“This child,” my grandmother announces, “cannot say her r’s. She sounds like she’s speaking French.” My mother and my aunts nod in agreement. I am three years old, and I haven’t yet mastered the apical-alveolar trill that is the correct way to pronounce the letter r in Catalan and in Spanish. Instead, no matter how hard I try, all I can produce is a French-sounding guttural r.
Far from feeling criticized, I interpret my speech problem as another aspect of my uniqueness—something for the women of the family to shake their heads over—like my ungovernable hair. Still, I want to achieve that elusive trill, just as I want to learn to tie my shoes and ride a bike. But for now all I can manage is a strangled “ggggg.”
And then one summer afternoon, while the adults are napping, I lie in bed muttering test words, turrons, correu, ferrer, and suddenly there it is, like a burst of fireworks in my mouth, the apical-alveolar trill. I run out of the room, bellowing, “I said the r!” Except for my uncle, who was up all night with a farrowing sow, the entire family emerges from their rooms to applaud me. I practice all the rest of the day (carro, carrossa, ferrocarril), until my grandfather assures me that my r’s will be with me forever, and begs me to give it a rest.
Another summer, a few years later. I have been given a bicycle. My father and my uncle take turns teaching me to ride, but I keep veering away from them and falling off. I am so disgusted by my failure that I announce that I am not interested in riding, and hate the very sight of my bike. Shaking his head in disbelief (what child doesn’t want to ride a bike?), my uncle puts the bike in the barn and the lessons end.
A few weeks later, a couple of kids, year-round city dwellers, come to visit. They cannot believe their luck when they learn that there is a bike on the premises, and country roads on which to ride it. They spend the afternoon taking turns on the bike while I watch. “Don’t you want a turn ?” they ask me. “Sure,” I say, feigning indifference. And I get on the bike and pedal confidently down the road without a single swerve. That night, at dinner, the family raises a toast to my success.
Another summer, this one in Quito, Ecuador. I am twelve, and have just finished a disastrous course of swimming lessons at which I have failed to master even the dog paddle. In fact, during the final exam I sank to the bottom of the pool and had to be rescued by the instructor, Señor Padilla. Nobody can understand what my problem is.
Now I am with my parents in a resort south of the city. While they chat with friends over drinks, I am left on my own in the pool. Staring up at the clear blue Andean sky, not thinking of anything, I flip onto my back, float, and am inspired to move my arms and legs—and there it is, the backstroke! I flip over and do the crawl to the shallow end, then cross again with the breast stroke, the side stroke, and even the butterfly.

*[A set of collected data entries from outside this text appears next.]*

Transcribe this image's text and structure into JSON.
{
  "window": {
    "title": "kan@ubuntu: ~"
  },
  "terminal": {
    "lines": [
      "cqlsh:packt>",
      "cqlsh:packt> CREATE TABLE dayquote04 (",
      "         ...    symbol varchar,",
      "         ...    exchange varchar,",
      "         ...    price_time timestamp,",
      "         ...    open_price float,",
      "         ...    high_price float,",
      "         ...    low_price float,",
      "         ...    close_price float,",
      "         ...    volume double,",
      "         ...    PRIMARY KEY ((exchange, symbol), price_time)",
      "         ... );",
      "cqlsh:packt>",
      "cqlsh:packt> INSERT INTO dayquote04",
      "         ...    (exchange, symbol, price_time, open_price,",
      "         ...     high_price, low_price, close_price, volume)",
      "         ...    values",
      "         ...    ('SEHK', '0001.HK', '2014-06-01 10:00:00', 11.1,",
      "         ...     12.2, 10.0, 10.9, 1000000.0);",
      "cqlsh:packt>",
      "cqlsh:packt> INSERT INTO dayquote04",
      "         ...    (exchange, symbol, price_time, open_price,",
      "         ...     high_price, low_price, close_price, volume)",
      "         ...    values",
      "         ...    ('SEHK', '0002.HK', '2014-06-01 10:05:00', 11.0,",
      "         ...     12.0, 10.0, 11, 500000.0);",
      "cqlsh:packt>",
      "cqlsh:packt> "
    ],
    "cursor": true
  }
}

That same summer marks another milestone: I learn to tell time. How does the only child of attentive parents reach puberty without knowing how to tell time? In my defense, I should mention that Spanish and Catalan differ slightly in the way they express the quarter hours. True, millions of Catalan/Spanish bilingual kids have been telling time accurately since age six, but it was clearly too much for me.

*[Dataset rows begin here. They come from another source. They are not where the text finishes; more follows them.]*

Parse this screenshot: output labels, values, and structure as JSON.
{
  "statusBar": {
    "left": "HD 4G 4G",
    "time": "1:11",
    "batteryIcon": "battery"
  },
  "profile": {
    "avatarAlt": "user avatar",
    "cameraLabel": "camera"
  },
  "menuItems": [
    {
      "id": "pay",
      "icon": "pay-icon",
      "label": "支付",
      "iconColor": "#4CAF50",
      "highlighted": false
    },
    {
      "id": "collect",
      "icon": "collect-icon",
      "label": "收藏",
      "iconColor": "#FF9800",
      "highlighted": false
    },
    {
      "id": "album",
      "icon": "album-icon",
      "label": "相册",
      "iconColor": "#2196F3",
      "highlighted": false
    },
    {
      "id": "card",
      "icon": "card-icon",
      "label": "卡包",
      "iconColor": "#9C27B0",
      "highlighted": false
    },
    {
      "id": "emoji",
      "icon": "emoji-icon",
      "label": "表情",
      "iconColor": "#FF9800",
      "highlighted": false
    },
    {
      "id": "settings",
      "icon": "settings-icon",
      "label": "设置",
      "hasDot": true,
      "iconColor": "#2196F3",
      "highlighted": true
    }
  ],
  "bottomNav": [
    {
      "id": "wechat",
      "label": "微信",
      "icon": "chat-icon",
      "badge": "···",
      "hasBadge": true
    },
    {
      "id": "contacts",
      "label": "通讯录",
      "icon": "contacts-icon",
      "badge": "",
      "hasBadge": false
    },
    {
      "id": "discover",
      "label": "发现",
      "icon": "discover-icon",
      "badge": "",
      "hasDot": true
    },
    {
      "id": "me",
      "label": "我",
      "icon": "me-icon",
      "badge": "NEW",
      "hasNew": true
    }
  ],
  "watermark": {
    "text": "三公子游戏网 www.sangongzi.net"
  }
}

And here is another thing that took me a long time to master: the alphabet. The aunt who taught me to read when I was three taught me the letter sounds, but thought the alphabet irrelevant. As a result, I didn’t figure out alphabetical order until graduate school, when I got tired of wandering through the library stacks with no idea whether books by Colette came before or after those by Proust.
As for the present, what overdue miracle am I looking forward to? After years of meditation, I’m hoping that enlightenment will soon burst in upon me with the brilliance of the alveolar trill, and all will be well at last.